Results
A total of 227 newly diagnosed SSNHL patients were admitted.104 patients fulfilled the inclusion criteria, provided informed consent, and were enrolled in the two groups. Five patients, 3 in group A and 2 in group B, refused the IT injections due to unbearable pain. Steroid treatment was stopped for one patient in group B because of difficulty controlling blood glucose levels under control. There were no significant differences between groups in age, sex, classification of audiogram, or complications such as diabetes and hypertension (Table 1).
Side effects
Systemic side effects
Ten systemic side effects of steroids were observed. More indications of systemic side effects were observed in group B (n=139) than in group A (n=67) (Table 2).
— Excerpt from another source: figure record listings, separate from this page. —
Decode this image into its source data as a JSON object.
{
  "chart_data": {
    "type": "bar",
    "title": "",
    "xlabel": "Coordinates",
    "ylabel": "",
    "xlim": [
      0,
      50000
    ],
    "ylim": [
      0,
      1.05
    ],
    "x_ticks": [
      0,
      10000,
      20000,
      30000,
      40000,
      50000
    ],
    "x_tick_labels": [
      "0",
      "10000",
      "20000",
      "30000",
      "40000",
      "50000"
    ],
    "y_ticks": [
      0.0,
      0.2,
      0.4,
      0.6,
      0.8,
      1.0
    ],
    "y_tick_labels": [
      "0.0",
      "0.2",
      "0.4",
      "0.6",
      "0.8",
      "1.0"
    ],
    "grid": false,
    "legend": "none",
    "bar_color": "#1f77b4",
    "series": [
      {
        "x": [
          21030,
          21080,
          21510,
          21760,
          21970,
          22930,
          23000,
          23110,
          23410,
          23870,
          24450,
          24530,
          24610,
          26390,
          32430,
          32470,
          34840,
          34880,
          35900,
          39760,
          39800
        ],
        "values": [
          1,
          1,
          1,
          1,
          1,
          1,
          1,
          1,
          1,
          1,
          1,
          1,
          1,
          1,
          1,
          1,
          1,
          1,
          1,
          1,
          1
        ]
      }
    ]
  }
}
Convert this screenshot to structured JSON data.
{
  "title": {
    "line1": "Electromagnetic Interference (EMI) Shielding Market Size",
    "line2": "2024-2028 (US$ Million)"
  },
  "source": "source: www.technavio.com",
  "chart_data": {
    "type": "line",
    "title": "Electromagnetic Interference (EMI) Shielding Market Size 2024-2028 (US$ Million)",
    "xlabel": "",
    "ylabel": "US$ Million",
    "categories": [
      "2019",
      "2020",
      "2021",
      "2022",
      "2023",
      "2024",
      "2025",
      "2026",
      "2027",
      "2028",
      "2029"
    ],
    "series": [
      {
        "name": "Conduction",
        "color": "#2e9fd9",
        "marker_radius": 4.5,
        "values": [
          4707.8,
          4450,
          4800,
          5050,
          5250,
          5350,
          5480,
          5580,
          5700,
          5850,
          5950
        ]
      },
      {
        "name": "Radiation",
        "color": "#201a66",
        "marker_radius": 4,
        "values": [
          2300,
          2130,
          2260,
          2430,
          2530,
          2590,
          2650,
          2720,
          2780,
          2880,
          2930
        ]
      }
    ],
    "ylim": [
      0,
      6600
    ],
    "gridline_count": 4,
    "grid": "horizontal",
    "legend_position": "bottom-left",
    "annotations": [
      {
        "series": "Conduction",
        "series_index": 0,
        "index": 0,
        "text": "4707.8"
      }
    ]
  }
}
In group A, the systemic side effects were no more serious than slight changes in appetite or emotions or difficulty falling asleep during the initial treatment stage in week one. Symptoms such as water and sodium retention, facial acne, and fluctuations in blood pressure and glucose levels appeared as the treatment continued, specifically after 8 doses of intratympanic dexamethasone, and gradually recovered after drug withdrawal. During the course of intravenous plus intratympanic dexamethasone therapy in group B, systemic side effects increased in response to cumulative drug exposure. Dyssomnia, changes in appetite, edema caused by water and sodium retention, emotional changes and fluctuations in FBG were the most common complications. These patients showed obvious changes in appetite and emotions, facial congestion, nocturnal sleep disorders and fluctuations in BBP during the early stage of treatment. In one patient, steroid therapy was stopped because of uncontrolled glucose levels.
There were no differences between the two groups in the incidence of emotional changes, acne, menstrual disorders, or fluctuations in BBP (>10 mmHg) or FBG. There were difference between groups was observed in appetite changes, and there were significant differences were observed in dyssomnia and oedema caused by water and sodium retention. A mild Cushing’s state was detected 1 month after therapy in one patient in group B. No brittle fractures occurred in any patient.